Under the latest version of the bill, the governor would need to consult other elected officials to enact emergency measures that last longer than a week.

“An executive order that is entered at the time of an emergency would not be beyond seven days — unless a majority of the Council of State … vote in concurrence to have that executive order extend for up to 45 days,” said Sen. Danny Britt, R-Robeson, on the Senate floor. The Council of State is a 10-member body featuring every statewide elected executive branch official, including the lieutenant governor, attorney general, and secretary of state.

Even the Council of State’s concurrence would have limits. “In those instances, those executive orders would extend for only 45 days unless the General Assembly extended that further,” Britt added.

Britt explained the need to place a time limit on the governor’s executive orders. “We’ve been in this pandemic for a long time,” he said. “We want our leader in this state to be empowered by the Emergency Management Act, as he has been … to be able to act in instances of an emergency, especially when we’re talking about natural disasters.”

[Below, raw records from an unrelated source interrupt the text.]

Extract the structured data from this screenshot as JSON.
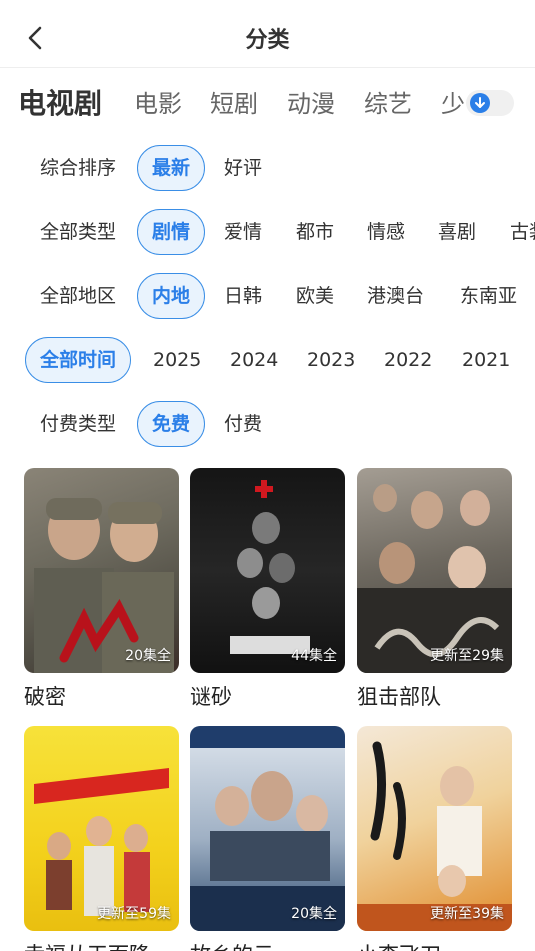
{
  "header": {
    "title": "分类"
  },
  "categories": [
    "电视剧",
    "电影",
    "短剧",
    "动漫",
    "综艺",
    "少"
  ],
  "filters": {
    "sort": [
      "综合排序",
      "最新",
      "好评"
    ],
    "genre": [
      "全部类型",
      "剧情",
      "爱情",
      "都市",
      "情感",
      "喜剧",
      "古装"
    ],
    "region": [
      "全部地区",
      "内地",
      "日韩",
      "欧美",
      "港澳台",
      "东南亚"
    ],
    "year": [
      "全部时间",
      "2025",
      "2024",
      "2023",
      "2022",
      "2021"
    ],
    "pay": [
      "付费类型",
      "免费",
      "付费"
    ]
  },
  "shows": [
    {
      "title": "破密",
      "episodes": "20集全"
    },
    {
      "title": "谜砂",
      "episodes": "44集全"
    },
    {
      "title": "狙击部队",
      "episodes": "更新至29集"
    },
    {
      "title": "幸福从天而降",
      "episodes": "更新至59集"
    },
    {
      "title": "故乡的云",
      "episodes": "20集全"
    },
    {
      "title": "小李飞刀",
      "episodes": "更新至39集"
    }
  ],
  "colors": {
    "accent": "#2b7fe8",
    "chip_bg": "#e9f3fd"
  },
  "icons": {
    "back": "chevron-left-icon",
    "toggle": "arrow-down-icon"
  }
}
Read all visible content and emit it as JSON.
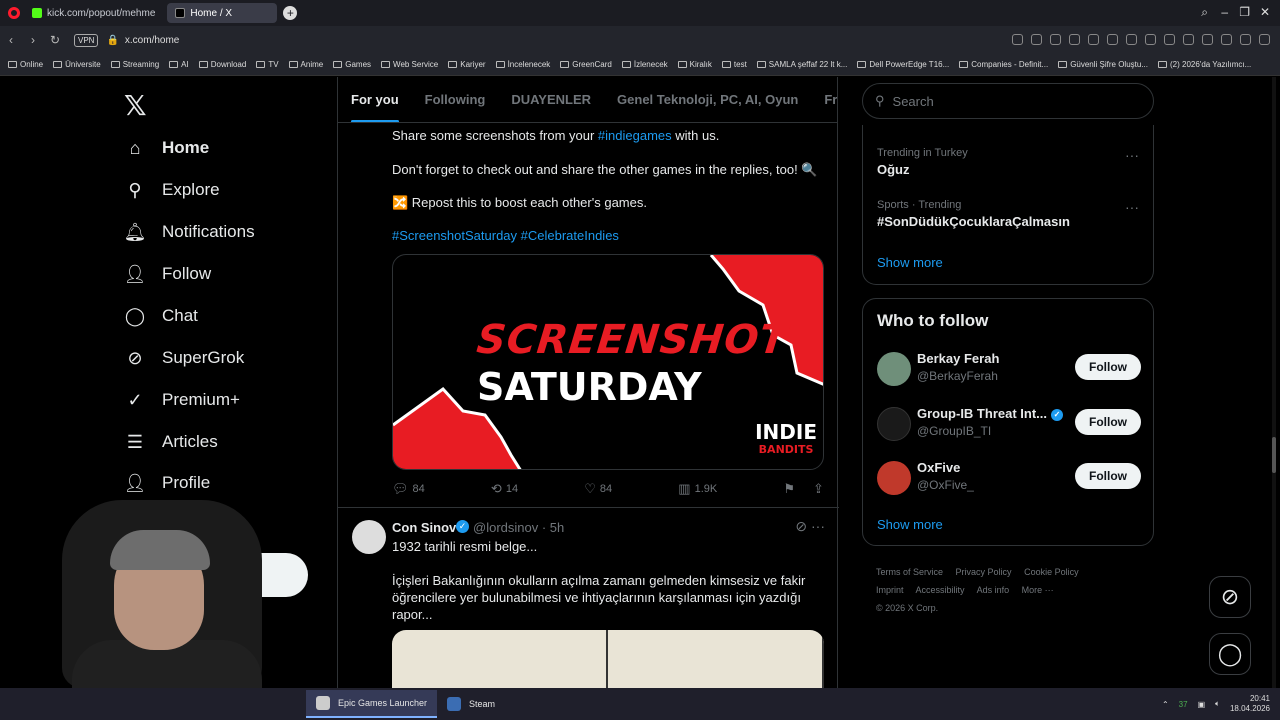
{
  "browser": {
    "tabs": [
      {
        "label": "kick.com/popout/mehme"
      },
      {
        "label": "Home / X"
      }
    ],
    "url": "x.com/home",
    "vpn_label": "VPN",
    "bookmarks": [
      "Online",
      "Üniversite",
      "Streaming",
      "AI",
      "Download",
      "TV",
      "Anime",
      "Games",
      "Web Service",
      "Kariyer",
      "İncelenecek",
      "GreenCard",
      "İzlenecek",
      "Kiralık",
      "test",
      "SAMLA şeffaf 22 lt k...",
      "Dell PowerEdge T16...",
      "Companies - Definit...",
      "Güvenli Şifre Oluştu...",
      "(2) 2026'da Yazılımcı..."
    ]
  },
  "sidebar": {
    "items": [
      {
        "label": "Home",
        "icon": "home-icon"
      },
      {
        "label": "Explore",
        "icon": "search-icon"
      },
      {
        "label": "Notifications",
        "icon": "bell-icon"
      },
      {
        "label": "Follow",
        "icon": "add-person-icon"
      },
      {
        "label": "Chat",
        "icon": "chat-icon"
      },
      {
        "label": "SuperGrok",
        "icon": "grok-icon"
      },
      {
        "label": "Premium+",
        "icon": "premium-icon"
      },
      {
        "label": "Articles",
        "icon": "articles-icon"
      },
      {
        "label": "Profile",
        "icon": "profile-icon"
      }
    ]
  },
  "timeline": {
    "tabs": [
      "For you",
      "Following",
      "DUAYENLER",
      "Genel Teknoloji, PC, AI, Oyun",
      "Free G"
    ],
    "tweet1": {
      "line1_prefix": "Share some screenshots from your ",
      "line1_tag": "#indiegames",
      "line1_suffix": " with us.",
      "line2": "Don't forget to check out and share the other games in the replies, too! 🔍",
      "line3": "🔀 Repost this to boost each other's games.",
      "tags": "#ScreenshotSaturday #CelebrateIndies",
      "media_title": "SCREENSHOT",
      "media_subtitle": "SATURDAY",
      "media_brand": "INDIE",
      "media_brand2": "BANDITS",
      "replies": "84",
      "reposts": "14",
      "likes": "84",
      "views": "1.9K"
    },
    "tweet2": {
      "name": "Con Sinov",
      "handle": "@lordsinov · 5h",
      "text1": "1932 tarihli resmi belge...",
      "text2": "İçişleri Bakanlığının okulların açılma zamanı gelmeden kimsesiz ve fakir öğrencilere yer bulunabilmesi ve ihtiyaçlarının karşılanması için yazdığı rapor..."
    }
  },
  "right": {
    "search_placeholder": "Search",
    "trends": [
      {
        "category": "Trending in Turkey",
        "name": "Oğuz"
      },
      {
        "category": "Sports · Trending",
        "name": "#SonDüdükÇocuklaraÇalmasın"
      }
    ],
    "trends_show_more": "Show more",
    "who_to_follow": {
      "title": "Who to follow",
      "accounts": [
        {
          "name": "Berkay Ferah",
          "handle": "@BerkayFerah",
          "verified": false,
          "avatar_color": "#6f8f7a"
        },
        {
          "name": "Group-IB Threat Int...",
          "handle": "@GroupIB_TI",
          "verified": true,
          "avatar_color": "#1a1a1a"
        },
        {
          "name": "OxFive",
          "handle": "@OxFive_",
          "verified": false,
          "avatar_color": "#c0392b"
        }
      ],
      "follow_label": "Follow",
      "show_more": "Show more"
    },
    "footer": [
      "Terms of Service",
      "Privacy Policy",
      "Cookie Policy",
      "Imprint",
      "Accessibility",
      "Ads info",
      "More ···",
      "© 2026 X Corp."
    ]
  },
  "taskbar": {
    "items": [
      "Epic Games Launcher",
      "Steam"
    ],
    "tray_count": "37",
    "time": "20:41",
    "date": "18.04.2026"
  },
  "colors": {
    "accent": "#1d9bf0",
    "screenshot_red": "#e81c23"
  }
}
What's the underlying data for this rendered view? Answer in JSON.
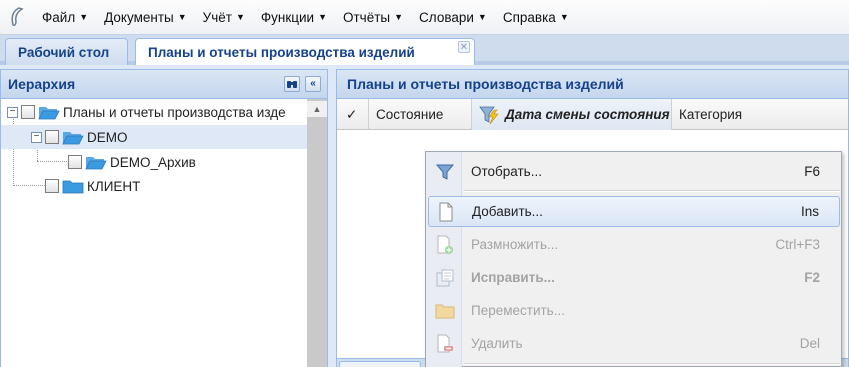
{
  "menubar": {
    "items": [
      {
        "label": "Файл"
      },
      {
        "label": "Документы"
      },
      {
        "label": "Учёт"
      },
      {
        "label": "Функции"
      },
      {
        "label": "Отчёты"
      },
      {
        "label": "Словари"
      },
      {
        "label": "Справка"
      }
    ]
  },
  "tabs": [
    {
      "label": "Рабочий стол",
      "active": false
    },
    {
      "label": "Планы и отчеты производства изделий",
      "active": true
    }
  ],
  "hierarchy": {
    "title": "Иерархия",
    "nodes": [
      {
        "label": "Планы и отчеты производства изде",
        "level": 0,
        "expanded": true
      },
      {
        "label": "DEMO",
        "level": 1,
        "expanded": true,
        "selected": true
      },
      {
        "label": "DEMO_Архив",
        "level": 2
      },
      {
        "label": "КЛИЕНТ",
        "level": 1
      }
    ]
  },
  "main": {
    "title": "Планы и отчеты производства изделий",
    "columns": {
      "check": "✓",
      "state": "Состояние",
      "date": "Дата смены состояния",
      "category": "Категория"
    }
  },
  "context_menu": {
    "items": [
      {
        "label": "Отобрать...",
        "shortcut": "F6",
        "icon": "filter-icon",
        "disabled": false
      },
      {
        "label": "Добавить...",
        "shortcut": "Ins",
        "icon": "new-document-icon",
        "disabled": false
      },
      {
        "label": "Размножить...",
        "shortcut": "Ctrl+F3",
        "icon": "duplicate-icon",
        "disabled": true
      },
      {
        "label": "Исправить...",
        "shortcut": "F2",
        "icon": "edit-icon",
        "disabled": true
      },
      {
        "label": "Переместить...",
        "shortcut": "",
        "icon": "move-folder-icon",
        "disabled": true
      },
      {
        "label": "Удалить",
        "shortcut": "Del",
        "icon": "delete-document-icon",
        "disabled": true
      }
    ]
  },
  "colors": {
    "header_text": "#15428b",
    "panel_border": "#99bbe8",
    "selection": "#dfe8f6",
    "folder": "#3b9be0"
  }
}
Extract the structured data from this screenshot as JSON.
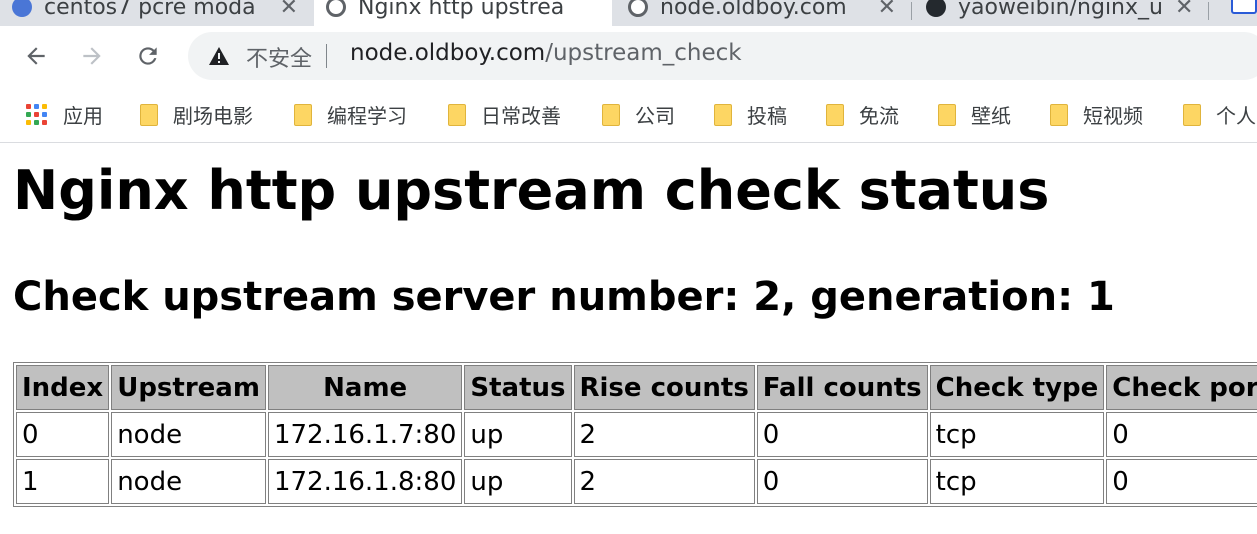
{
  "browser": {
    "tabs": [
      {
        "title": "centos7 pcre modä",
        "active": false
      },
      {
        "title": "Nginx http upstrea",
        "active": true
      },
      {
        "title": "node.oldboy.com",
        "active": false
      },
      {
        "title": "yaoweibin/nginx_u",
        "active": false
      }
    ],
    "address_bar": {
      "security_label": "不安全",
      "url_host": "node.oldboy.com",
      "url_path": "/upstream_check"
    },
    "bookmarks": [
      {
        "label": "应用",
        "icon": "apps-grid-icon"
      },
      {
        "label": "剧场电影",
        "icon": "folder-icon"
      },
      {
        "label": "编程学习",
        "icon": "folder-icon"
      },
      {
        "label": "日常改善",
        "icon": "folder-icon"
      },
      {
        "label": "公司",
        "icon": "folder-icon"
      },
      {
        "label": "投稿",
        "icon": "folder-icon"
      },
      {
        "label": "免流",
        "icon": "folder-icon"
      },
      {
        "label": "壁纸",
        "icon": "folder-icon"
      },
      {
        "label": "短视频",
        "icon": "folder-icon"
      },
      {
        "label": "个人",
        "icon": "folder-icon"
      }
    ]
  },
  "page": {
    "title": "Nginx http upstream check status",
    "subtitle": "Check upstream server number: 2, generation: 1",
    "table": {
      "headers": [
        "Index",
        "Upstream",
        "Name",
        "Status",
        "Rise counts",
        "Fall counts",
        "Check type",
        "Check port"
      ],
      "rows": [
        [
          "0",
          "node",
          "172.16.1.7:80",
          "up",
          "2",
          "0",
          "tcp",
          "0"
        ],
        [
          "1",
          "node",
          "172.16.1.8:80",
          "up",
          "2",
          "0",
          "tcp",
          "0"
        ]
      ]
    }
  },
  "colors": {
    "tabstrip_bg": "#dee1e6",
    "table_header_bg": "#c0c0c0",
    "folder_yellow": "#fdd663"
  }
}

The Emergency Management Act was not designed for a situation like the COVID-19 pandemic “that has extended for almost 18 months,” Britt said.

“Our country is founded — and our state is founded — on the belief that we don’t need to have just one individual making all the decisions without the collaboration of others,” he said.

Emergencies lasting longer than a month and a half will require input from “General Assembly members, who represent folks from all over, all regions, all sectors in this state so we can have more input from more people than just one individual.”

Britt reminded colleagues that a pending lawsuit addresses the issue of whether the current Emergency Management Act violates the state constitution. Critics contend the EMA delegates too much legislative authority to the governor.

“This seeks to fix that issue, while still allowing our executive to have the power he needs to make the decision he needs to make during an emergency, but also ensures that everyone’s voice is heard in collaboration going forward.”

H.B. 264 resembled Senate Bill 346, which cleared the Senate in April. “In times of emergencies, there needs to be quick action, and the General Assembly doesn’t have time to meet and change policy. That’s why decades ago the legislature delegated some power to the governor,” said Sen. Bill Rabon, R-Brunswick, in a news release. “However, it’s clear that after 18 months of unilateral decision-making, that authority needs additional checks and balances.”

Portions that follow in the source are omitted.